Il faut chaud dans la voiture. J'aime les autoroutes la nuit, les villes endormies, le temps qui presse et je m’en fous d’un coup, la comédie qui s'arrête. J'aime le bruit des roues sur les bandes blanches, les rares lumières, le GPS pour veilleuse, compter les stations-essence, compter les kilomètres avant les stations-essence.
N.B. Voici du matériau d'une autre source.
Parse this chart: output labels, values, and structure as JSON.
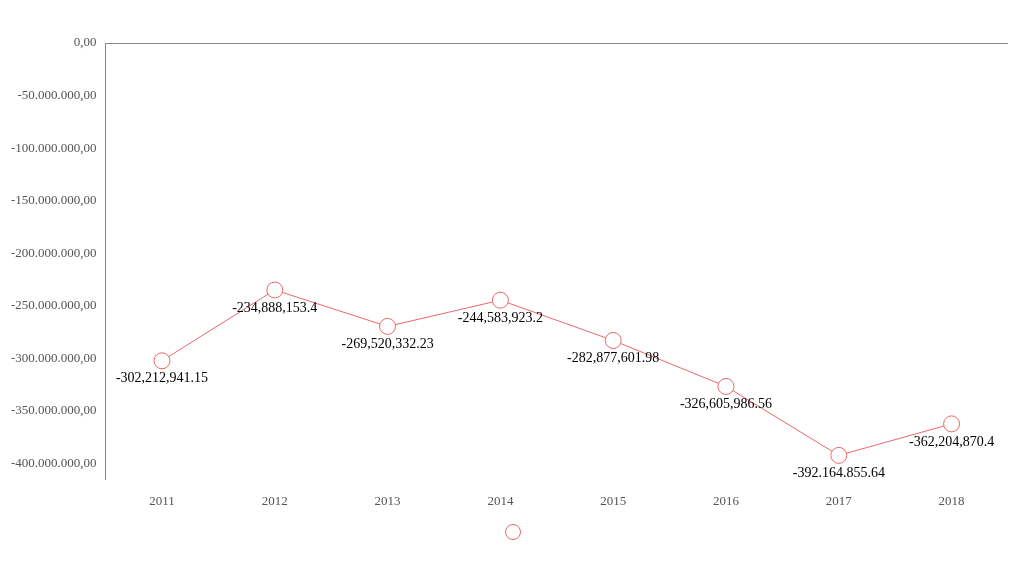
{
  "chart_data": {
    "type": "line",
    "categories": [
      "2011",
      "2012",
      "2013",
      "2014",
      "2015",
      "2016",
      "2017",
      "2018"
    ],
    "series": [
      {
        "color": "#e8696b",
        "values": [
          -302212941.15,
          -234888153.4,
          -269520332.23,
          -244583923.2,
          -282877601.98,
          -326605986.56,
          -392164855.64,
          -362204870.4
        ],
        "value_labels": [
          "-302,212,941.15",
          "-234,888,153.4",
          "-269,520,332.23",
          "-244,583,923.2",
          "-282,877,601.98",
          "-326,605,986.56",
          "-392.164.855.64",
          "-362,204,870.4"
        ]
      }
    ],
    "ylim": [
      -415000000,
      0
    ],
    "yticks": [
      {
        "value": 0,
        "label": "0,00"
      },
      {
        "value": -50000000,
        "label": "-50.000.000,00"
      },
      {
        "value": -100000000,
        "label": "-100.000.000,00"
      },
      {
        "value": -150000000,
        "label": "-150.000.000,00"
      },
      {
        "value": -200000000,
        "label": "-200.000.000,00"
      },
      {
        "value": -250000000,
        "label": "-250.000.000,00"
      },
      {
        "value": -300000000,
        "label": "-300.000.000,00"
      },
      {
        "value": -350000000,
        "label": "-350.000.000,00"
      },
      {
        "value": -400000000,
        "label": "-400.000.000,00"
      }
    ],
    "marker": "circle",
    "line_style": "solid",
    "grid": false
  }
}
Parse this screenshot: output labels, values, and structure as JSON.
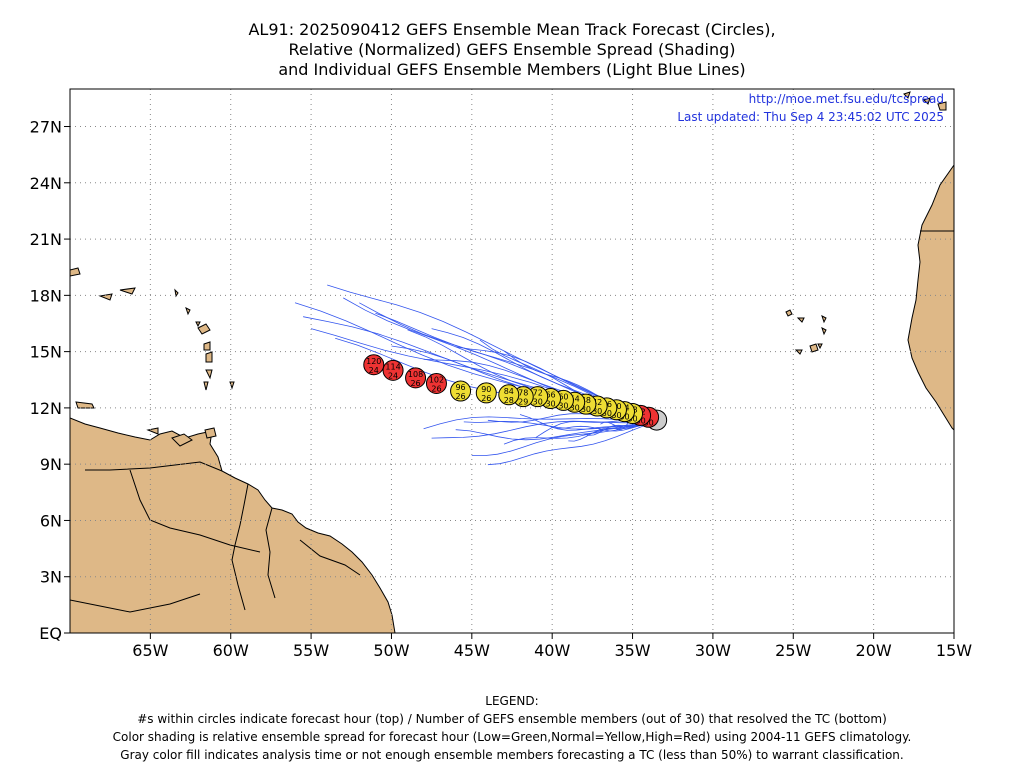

Il faudra faire de l'essence. Ou alors attendre que le témoin s'affole. Tu t'endors. Je baisse le volume de la radio à quatre. Qui chante ça déjà ? On a dépassé Poitiers je pense. Je ne sais pas vraiment où nous sommes et les panneaux vont trop vite. Un endroit inconnu on avait dit. "Avec la mer !" avais-je insisté. Il fera jour en arrivant. On se fera le petit-déjeuner devant le vent et les vagues ; on prendra des tartines, du beurré salé, du café. J'ai faim. Le paquet de chips est trop loin. Les informations annoncent la mort de Clint Eastwood et je ralentis. Je repense à la scène finale de la route de Madison, le pick-up qui tourne à gauche et Meryl Streep au bord des larmes. J'achèterai les journaux en arrivant. Ils passeront de vieux films à la télé. La chambre d’hôtel aura un papier-peint à la con. Il fera froid. On demandera des couvertures.

Je ne sais toujours pas où l'on va quand on meurt mais je m'en fous maintenant car tu es là et on ne se sépare plus on a dit. Je n’ai plus peur. On sera heureux.

Je te regarde. Tu dors. Je te dis que je t'aime.